Cassazione penale Sez. 6 Sentenza 05/09/2013, n. 36367

a cura del Dott. Francesco DI PAOLO

MASSIME

Resistenza a pubblico ufficiale successiva – reato impossibile – mancanza di elemento soggettivo – riqualificazione giuridica

Non integra il reato di resistenza a puibblico ufficiale il comprtamento successivo inidoneo ad influire sull’atto che il soggetto pubblico ha posto in essere

(Nella specie la Suprema Corte, ravvisando sia l’assenza della volontà di resistenza da parte del reo, sia l’impossibilità oggettiva di influire sull’atto, annullava la sentenza di condanna e riqualificava il fatto come delitto di ingiungiuria ex art. 594 c.p.)

 

Resistenza a pubblico ufficiale – mancanza di volontà di influire sull’atto pubblico – insussistenza del delitto – riqualificazione giuridica del fatto

Commette solo il delitto di imgiuria p.e p. dall’art. 594 c.p. l’agente che rivolge parole disdicevoli alle forze dell’ordine in mancanza della volontà di influire sull’atto che il soggetto pubblico si appresta a compiere o ha già compiuto

(Nella caso di specie la Cassazione annullava senza rinvio la sentenza di condanna della corte distrettuale e riqualificava il fatto ai sensi dell’art. 594 c.p.)

 

I FATTI

Una signora veniva fermata dalla Polizia Municipale che provvedeva legittimamamente ad elevarle un verbale di violazione delle norme del C.d.S..

La donna, sentitasi maltratta dall’atteggiamneto degli agenti, contattava il marito, sig.

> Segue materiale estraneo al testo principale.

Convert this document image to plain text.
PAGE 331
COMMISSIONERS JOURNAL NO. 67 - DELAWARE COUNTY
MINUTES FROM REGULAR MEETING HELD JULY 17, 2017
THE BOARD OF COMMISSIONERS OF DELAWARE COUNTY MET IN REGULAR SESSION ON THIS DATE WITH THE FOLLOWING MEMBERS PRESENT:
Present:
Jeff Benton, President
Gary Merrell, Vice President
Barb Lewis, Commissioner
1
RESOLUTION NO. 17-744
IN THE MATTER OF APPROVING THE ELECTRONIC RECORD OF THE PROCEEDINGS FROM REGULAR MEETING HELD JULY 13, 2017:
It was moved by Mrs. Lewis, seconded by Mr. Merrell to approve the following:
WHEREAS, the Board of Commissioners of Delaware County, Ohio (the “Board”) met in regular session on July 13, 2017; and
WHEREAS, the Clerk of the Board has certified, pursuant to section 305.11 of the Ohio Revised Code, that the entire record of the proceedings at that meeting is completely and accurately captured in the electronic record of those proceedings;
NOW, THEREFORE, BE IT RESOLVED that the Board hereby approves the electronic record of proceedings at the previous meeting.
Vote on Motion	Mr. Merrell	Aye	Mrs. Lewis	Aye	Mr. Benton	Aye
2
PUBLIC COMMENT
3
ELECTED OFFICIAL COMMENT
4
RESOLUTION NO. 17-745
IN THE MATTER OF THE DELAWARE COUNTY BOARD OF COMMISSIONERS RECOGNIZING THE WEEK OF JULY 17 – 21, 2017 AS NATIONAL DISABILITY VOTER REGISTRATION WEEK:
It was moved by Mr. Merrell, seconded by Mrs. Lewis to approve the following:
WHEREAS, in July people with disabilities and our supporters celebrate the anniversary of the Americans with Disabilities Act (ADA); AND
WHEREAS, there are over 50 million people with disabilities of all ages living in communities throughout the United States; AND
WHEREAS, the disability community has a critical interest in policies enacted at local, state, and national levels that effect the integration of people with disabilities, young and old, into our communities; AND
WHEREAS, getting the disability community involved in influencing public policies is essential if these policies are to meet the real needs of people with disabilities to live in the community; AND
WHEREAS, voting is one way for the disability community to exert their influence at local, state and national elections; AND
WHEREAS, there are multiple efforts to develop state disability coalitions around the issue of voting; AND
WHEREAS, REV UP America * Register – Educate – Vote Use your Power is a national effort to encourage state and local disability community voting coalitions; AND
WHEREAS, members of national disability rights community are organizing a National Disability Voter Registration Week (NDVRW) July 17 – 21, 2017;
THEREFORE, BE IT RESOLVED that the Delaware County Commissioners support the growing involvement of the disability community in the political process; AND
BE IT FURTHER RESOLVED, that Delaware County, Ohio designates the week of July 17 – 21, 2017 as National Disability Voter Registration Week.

L.A..

Questi, giunto sul posto solo dopo che gli operanti di Polizia avevano terminato di elevare la sanzione amministrativa, per difendere la moglie (che come detto si era sentita maltratta), pronunciava delle parole non volgari, ma comunque accusatorie, nei confronti dei Poliziotti.

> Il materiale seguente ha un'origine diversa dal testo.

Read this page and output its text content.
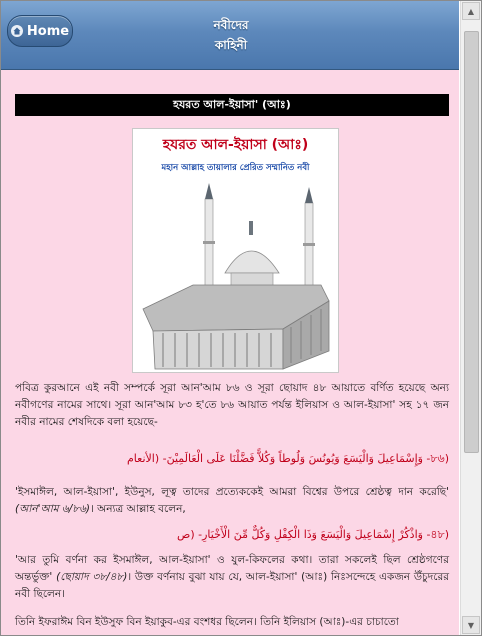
Home	নবীদের
কাহিনী
▲
▼
হযরত আল-ইয়াসা' (আঃ)
হযরত আল-ইয়াসা (আঃ)
মহান আল্লাহ তায়ালার প্রেরিত সম্মানিত নবী
পবিত্র কুরআনে এই নবী সম্পর্কে সূরা আন'আম ৮৬ ও সূরা ছোয়াদ ৪৮ আয়াতে বর্ণিত হয়েছে অন্য নবীগণের নামের সাথে। সূরা আন'আম ৮৩ হ'তে ৮৬ আয়াত পর্যন্ত ইলিয়াস ও আল-ইয়াসা' সহ ১৭ জন নবীর নামের শেষদিকে বলা হয়েছে-
(৮৬- وَإِسْمَاعِيلَ وَالْيَسَعَ وَيُونُسَ وَلُوطاً وَكُلاًّ فَضَّلْنَا عَلَى الْعَالَمِيْنَ- (الأنعام
'ইসমাঈল, আল-ইয়াসা', ইউনুস, লূত্ব তাদের প্রত্যেককেই আমরা বিশ্বের উপরে শ্রেষ্ঠত্ব দান করেছি' (আন'আম ৬/৮৬)। অন্যত্র আল্লাহ বলেন,
(৪৮- وَاذْكُرْ إِسْمَاعِيلَ وَالْيَسَعَ وَذَا الْكِفْلِ وَكُلٌّ مِّنَ الْأَخْيَارِ- (ص
'আর তুমি বর্ণনা কর ইসমাঈল, আল-ইয়াসা' ও যুল-কিফলের কথা। তারা সকলেই ছিল শ্রেষ্ঠগণের অন্তর্ভুক্ত' (ছোয়াদ ৩৮/৪৮)। উক্ত বর্ণনায় বুঝা যায় যে, আল-ইয়াসা' (আঃ) নিঃসন্দেহে একজন উঁচুদরের নবী ছিলেন।
তিনি ইফরাঈম বিন ইউসুফ বিন ইয়াকুব-এর বংশধর ছিলেন। তিনি ইলিয়াস (আঃ)-এর চাচাতো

Per questo fatto L.R., chiamato a rispondere in un procedimento penale, veniva condannato sia in primo che in secondo grado per il delitto di resistenza a pubblico ufficiale ai sensi dell’art. 337 c.p..

L’imputato, perciò, con 6 motiivi adiva la Corte di Cassazione che con la sentenza del 05.09.2013 n. 36367 accoglieva il riucorso ed annulava senza rinvio rilevando che la condotta posta in essere dal soggetto agente doveva essere qualificata quale delitto di ingiuria e che, pertanto, doveva dichiararsi la non procedibilità per difetto di querela.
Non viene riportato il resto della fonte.